O novo sonho de Jean é voltar e contribuir com melhorias para a vida do povo quilombola, não só dos Kalunga, mas do Brasil inteiro. “Eu acredito que é igual aquela música do Emicida,  que diz que viver é partir, voltar e repartir”, disse.

Nova jornada do Jean será nos Estados Unidos (Foto: @jeanstx_)

Com as expectativas muito altas para a nova jornada, Jean contou que está com medo, mas acredita que é um sinal que os próximos anos serão desafiadores.

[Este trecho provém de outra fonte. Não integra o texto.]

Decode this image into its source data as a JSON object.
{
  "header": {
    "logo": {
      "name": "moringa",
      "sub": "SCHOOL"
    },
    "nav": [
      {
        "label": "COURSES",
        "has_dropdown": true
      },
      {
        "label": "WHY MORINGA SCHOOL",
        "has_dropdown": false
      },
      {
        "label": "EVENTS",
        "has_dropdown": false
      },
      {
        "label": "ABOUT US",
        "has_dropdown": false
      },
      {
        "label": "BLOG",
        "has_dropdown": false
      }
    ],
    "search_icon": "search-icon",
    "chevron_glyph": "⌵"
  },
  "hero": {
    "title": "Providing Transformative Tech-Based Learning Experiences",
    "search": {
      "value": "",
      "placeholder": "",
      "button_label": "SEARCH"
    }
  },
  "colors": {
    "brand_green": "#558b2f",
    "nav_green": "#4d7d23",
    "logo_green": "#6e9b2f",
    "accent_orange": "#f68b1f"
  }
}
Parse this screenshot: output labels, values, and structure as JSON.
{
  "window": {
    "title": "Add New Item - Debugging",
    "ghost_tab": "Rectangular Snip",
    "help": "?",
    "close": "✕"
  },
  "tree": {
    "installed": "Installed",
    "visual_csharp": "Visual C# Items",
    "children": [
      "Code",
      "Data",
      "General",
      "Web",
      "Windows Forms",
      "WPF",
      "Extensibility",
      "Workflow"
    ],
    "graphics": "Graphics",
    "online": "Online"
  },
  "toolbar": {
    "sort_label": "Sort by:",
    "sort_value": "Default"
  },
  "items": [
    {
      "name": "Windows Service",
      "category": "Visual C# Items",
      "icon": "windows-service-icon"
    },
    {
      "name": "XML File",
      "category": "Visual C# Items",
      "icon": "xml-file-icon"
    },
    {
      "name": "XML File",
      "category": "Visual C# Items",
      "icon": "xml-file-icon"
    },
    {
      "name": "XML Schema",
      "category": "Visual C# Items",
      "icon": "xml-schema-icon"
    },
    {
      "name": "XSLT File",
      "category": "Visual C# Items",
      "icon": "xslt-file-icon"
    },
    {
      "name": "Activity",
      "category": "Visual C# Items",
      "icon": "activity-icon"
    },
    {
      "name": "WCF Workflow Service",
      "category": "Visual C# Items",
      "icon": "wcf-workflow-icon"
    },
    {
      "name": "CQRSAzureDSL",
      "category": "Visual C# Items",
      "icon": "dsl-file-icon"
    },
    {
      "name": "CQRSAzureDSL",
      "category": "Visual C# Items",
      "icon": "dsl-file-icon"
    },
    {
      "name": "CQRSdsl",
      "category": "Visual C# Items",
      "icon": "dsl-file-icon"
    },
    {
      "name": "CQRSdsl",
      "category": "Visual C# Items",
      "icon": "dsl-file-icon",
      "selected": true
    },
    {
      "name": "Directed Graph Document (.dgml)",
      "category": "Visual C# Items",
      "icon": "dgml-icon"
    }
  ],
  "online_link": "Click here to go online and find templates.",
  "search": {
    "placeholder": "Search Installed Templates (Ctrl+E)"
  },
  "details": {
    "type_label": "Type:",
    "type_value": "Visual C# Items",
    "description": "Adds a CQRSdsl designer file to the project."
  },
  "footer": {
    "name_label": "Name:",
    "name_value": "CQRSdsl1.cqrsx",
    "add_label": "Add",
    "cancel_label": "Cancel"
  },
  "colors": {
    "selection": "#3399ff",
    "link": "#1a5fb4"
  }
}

“Eu estou muito feliz com tudo que tem acontecido, é uma jornada nova e vai mudar muita coisa. Eu vou estudar políticas públicas e educação que faz total sentido na minha trajetória. Por isso, eu quero trazer melhoria para a minha comunidade, levar a minha faculdade para outras pessoas quilombolas, para outros quilombos, construir essa ponte. Porque eu não quero simplesmente chegar, falar que eu consegui e simplesmente abandonar o barco do tipo que ninguém mais vai vir. Eu quero que esse barco retorne e que venha cheio”, finalizou.

*Este conteúdo está alinhado aos Objetivos de Desenvolvimento Sustentável (ODS), da Agenda 2030, da Organização das Nações Unidas (ONU). Nesta matéria, o ODS 04 – Educação de Qualidade.